Attraversiamo con la macchina le strade ormai
sgombre. Il “Galeone” corre veloce verso l’attacco della funivia.
Paghiamo il biglietto e ci imbarchiamo su questa
“navicella speciale” che salendo ruota di 360 gradi permettendo ai turisti di
ammirare il panorama. Di sottofondo una musica bassa ma emozionante mi ricorda Vangelis.
Le condizioni meteo sono semplicemente perfette. In cielo nemmeno una nuvola.
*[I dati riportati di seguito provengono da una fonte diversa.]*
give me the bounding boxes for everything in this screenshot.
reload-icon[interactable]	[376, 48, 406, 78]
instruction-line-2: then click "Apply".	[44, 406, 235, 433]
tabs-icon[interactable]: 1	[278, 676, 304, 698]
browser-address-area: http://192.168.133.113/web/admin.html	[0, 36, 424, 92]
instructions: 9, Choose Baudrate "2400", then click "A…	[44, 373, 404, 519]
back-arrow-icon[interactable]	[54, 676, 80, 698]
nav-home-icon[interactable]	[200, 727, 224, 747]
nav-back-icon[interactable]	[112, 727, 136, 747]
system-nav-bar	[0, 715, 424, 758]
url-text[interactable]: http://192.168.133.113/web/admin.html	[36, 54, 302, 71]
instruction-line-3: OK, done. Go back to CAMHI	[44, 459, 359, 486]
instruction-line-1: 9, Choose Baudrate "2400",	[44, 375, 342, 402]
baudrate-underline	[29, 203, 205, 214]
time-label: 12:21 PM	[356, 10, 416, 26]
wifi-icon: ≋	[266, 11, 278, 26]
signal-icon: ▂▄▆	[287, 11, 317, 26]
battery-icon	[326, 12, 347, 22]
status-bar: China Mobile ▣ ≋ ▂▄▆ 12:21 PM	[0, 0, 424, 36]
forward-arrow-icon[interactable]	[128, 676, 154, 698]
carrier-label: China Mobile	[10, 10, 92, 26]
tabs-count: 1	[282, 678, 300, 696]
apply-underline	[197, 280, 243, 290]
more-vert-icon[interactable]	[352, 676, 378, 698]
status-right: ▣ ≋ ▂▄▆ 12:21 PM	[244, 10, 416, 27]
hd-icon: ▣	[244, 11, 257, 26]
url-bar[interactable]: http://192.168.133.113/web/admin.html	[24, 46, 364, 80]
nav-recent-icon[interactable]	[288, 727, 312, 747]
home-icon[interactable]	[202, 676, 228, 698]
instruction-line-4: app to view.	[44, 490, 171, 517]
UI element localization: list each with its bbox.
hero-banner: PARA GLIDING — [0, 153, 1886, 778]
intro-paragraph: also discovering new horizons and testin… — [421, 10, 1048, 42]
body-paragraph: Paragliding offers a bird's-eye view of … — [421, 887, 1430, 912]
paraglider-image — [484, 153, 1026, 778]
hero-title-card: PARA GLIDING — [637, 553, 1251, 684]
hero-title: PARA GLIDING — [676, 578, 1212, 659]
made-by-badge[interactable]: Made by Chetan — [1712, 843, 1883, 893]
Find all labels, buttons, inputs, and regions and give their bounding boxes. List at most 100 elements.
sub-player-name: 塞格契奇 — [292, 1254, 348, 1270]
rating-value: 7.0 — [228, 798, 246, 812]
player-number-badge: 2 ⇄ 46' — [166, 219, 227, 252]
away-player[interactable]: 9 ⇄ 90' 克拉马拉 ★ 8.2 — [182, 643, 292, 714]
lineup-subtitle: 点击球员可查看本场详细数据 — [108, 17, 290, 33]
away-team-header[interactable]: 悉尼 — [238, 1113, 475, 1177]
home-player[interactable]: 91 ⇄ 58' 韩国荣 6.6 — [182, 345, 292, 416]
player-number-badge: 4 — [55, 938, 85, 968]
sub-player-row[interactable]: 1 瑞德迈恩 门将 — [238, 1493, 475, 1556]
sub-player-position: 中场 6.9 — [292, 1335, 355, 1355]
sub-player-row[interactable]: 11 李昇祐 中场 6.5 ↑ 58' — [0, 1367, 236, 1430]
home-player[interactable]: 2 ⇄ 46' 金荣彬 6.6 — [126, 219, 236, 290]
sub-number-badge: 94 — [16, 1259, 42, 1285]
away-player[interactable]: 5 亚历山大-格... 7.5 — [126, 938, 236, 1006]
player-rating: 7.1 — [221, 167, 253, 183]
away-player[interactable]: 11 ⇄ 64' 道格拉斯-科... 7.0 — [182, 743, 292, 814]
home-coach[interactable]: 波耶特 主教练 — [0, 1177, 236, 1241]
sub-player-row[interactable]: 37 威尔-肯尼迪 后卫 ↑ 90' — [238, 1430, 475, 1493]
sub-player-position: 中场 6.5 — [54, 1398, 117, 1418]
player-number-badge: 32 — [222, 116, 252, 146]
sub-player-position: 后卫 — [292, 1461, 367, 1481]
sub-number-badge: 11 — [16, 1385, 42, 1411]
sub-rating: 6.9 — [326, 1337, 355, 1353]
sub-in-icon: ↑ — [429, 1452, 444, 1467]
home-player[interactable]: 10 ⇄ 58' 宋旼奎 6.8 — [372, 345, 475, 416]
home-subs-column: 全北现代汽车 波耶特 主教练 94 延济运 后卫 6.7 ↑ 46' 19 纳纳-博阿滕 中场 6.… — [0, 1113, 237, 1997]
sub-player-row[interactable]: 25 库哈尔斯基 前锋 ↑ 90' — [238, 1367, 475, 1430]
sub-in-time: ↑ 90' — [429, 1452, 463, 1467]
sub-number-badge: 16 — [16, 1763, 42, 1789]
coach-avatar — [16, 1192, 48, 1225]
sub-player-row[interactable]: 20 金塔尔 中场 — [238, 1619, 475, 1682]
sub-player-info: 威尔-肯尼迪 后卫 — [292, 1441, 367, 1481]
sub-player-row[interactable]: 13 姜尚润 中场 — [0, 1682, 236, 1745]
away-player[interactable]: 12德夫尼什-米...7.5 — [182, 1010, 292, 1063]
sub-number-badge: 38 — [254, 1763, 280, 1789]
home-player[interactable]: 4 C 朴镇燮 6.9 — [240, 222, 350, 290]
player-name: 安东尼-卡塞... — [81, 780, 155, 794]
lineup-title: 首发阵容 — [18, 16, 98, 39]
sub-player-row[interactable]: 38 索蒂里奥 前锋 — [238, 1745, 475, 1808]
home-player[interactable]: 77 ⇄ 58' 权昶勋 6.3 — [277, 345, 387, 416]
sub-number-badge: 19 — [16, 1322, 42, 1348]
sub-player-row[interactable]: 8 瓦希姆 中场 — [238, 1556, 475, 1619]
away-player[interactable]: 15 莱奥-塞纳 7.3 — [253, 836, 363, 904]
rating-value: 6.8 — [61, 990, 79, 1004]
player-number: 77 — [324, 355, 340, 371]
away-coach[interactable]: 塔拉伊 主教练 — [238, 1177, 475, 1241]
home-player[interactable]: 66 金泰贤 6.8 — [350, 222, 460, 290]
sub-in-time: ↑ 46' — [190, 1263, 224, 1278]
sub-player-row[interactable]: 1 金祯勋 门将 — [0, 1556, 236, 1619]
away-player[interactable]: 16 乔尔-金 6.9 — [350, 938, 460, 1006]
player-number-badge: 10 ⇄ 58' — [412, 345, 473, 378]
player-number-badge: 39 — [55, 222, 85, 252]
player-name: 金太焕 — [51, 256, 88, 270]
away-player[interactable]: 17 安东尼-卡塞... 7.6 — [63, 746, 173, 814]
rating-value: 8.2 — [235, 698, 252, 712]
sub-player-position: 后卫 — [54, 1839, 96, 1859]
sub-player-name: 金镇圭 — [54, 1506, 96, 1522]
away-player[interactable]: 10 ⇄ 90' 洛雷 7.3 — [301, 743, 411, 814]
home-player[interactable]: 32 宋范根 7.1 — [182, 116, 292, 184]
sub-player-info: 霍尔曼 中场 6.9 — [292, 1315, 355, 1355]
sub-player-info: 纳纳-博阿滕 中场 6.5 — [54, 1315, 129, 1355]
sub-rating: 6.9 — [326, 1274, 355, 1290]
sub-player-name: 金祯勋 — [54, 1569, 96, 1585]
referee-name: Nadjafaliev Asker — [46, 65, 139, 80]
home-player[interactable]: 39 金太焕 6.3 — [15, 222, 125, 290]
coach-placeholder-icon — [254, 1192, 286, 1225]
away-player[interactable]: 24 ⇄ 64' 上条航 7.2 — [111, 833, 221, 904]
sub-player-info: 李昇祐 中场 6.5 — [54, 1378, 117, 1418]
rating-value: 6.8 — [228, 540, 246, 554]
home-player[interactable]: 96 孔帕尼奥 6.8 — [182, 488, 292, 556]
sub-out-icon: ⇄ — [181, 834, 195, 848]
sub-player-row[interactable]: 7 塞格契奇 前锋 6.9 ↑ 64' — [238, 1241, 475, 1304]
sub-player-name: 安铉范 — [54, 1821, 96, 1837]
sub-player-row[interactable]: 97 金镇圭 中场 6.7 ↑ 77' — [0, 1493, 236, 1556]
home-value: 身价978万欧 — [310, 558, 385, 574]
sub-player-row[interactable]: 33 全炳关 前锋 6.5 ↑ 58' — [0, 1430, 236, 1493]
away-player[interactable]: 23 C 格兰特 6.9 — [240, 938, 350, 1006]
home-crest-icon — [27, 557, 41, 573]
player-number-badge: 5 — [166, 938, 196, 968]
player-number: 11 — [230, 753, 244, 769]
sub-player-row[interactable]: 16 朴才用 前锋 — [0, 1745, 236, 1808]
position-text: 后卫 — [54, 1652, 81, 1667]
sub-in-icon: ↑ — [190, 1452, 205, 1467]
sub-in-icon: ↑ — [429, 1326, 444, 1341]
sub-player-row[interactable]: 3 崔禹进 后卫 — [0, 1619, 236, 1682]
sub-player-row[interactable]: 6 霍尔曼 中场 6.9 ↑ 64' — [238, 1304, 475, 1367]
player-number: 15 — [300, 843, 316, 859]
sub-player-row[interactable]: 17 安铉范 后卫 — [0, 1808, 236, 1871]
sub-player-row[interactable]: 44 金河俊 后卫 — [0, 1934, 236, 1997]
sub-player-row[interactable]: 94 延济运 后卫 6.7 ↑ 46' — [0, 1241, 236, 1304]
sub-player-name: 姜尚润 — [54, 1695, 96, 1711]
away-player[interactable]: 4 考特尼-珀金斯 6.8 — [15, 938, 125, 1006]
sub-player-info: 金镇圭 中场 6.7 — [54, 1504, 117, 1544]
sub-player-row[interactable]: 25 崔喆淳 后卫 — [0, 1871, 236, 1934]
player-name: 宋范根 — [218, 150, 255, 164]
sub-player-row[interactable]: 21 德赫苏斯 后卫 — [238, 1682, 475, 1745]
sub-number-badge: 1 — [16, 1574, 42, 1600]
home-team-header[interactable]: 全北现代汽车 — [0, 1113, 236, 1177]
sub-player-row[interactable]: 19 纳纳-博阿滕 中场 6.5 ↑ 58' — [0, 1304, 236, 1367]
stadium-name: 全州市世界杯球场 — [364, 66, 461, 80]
La neve scintilla sotto il sole.
Arriviamo alla stazione intermedia al Pavillon du
Mont Frety, sono sbalordita dal paesaggio e mi assicuri che questo è ancora
poco rispetto al quello che vedrò in cima. Usciamo a respirare l’aria pungente
e a scattare foto.
Vediamo un elicottero in volo salire oltre il
secondo troncone di funivia. Alcuni giri di ricognizione e poi atterra. Vediamo
un capannello di persone guardare verso punta Helbronner, capiamo subito che
qualcosa non va. Speriamo non sia niente ma poco dopo vediamo una ragazza
scoppiare in lacrime.
I turisti all’interno della prima splendida
stazione dalle pareti di vetro godono del panorama e dell’emozione dell’ascesa
in uno dei paesaggi di montagna più straordinari di tutta Europa. Fuori si sta
consumando una tragedia di cui non si conoscono ancora i contorni. Vita e morte
si toccano nell’assurdità di un attimo che diventa eterno per chi sta vivendo o
ha vissuto simili tragedie.
Torniamo dentro, in silenzio. Non capiamo bene cosa
sia successo. Tutto appare frammentato, poco chiaro. Spero le mie sensazioni
siano sbagliate. Probabilmente si tratta di una valanga. Mi consoli dicendo che
spesso i discesisti vengono ritrovati vivi. Il mio pessimismo mi fa pensare al
peggio.
Decidiamo di salire ulteriormente e nonostante
tutto. Cerchiamo di concentrarci sulla bellezza mozzafiato del paesaggio ma i
nostri pensieri corrono sempre all’elicottero.
Appena “atterrati” restiamo a lungo da soli a
guardare il connubio perfetto tra natura e architettura.
Scattiamo una marea di foto, ogni angolazione
regala uno scatto diverso. La luce è semplicemente perfetta.
Ci addentriamo nella seconda stazione di SKYWAY e
troviamo una bellissima libreria della Feltrinelli vista Monte Bianco. Un
sogno: i libri, la montagna.
Poi una collezione di cristalli meravigliosi di
tutte le forme e i colori.
Ma il vero spettacolo è fuori, sulla terrazza che
permette una vista a 360 gradi del Monte Bianco, del Dente del Gigante, de Les
Grande Jorasse, e poi in lontananza il Cervino e il Monte Rosa.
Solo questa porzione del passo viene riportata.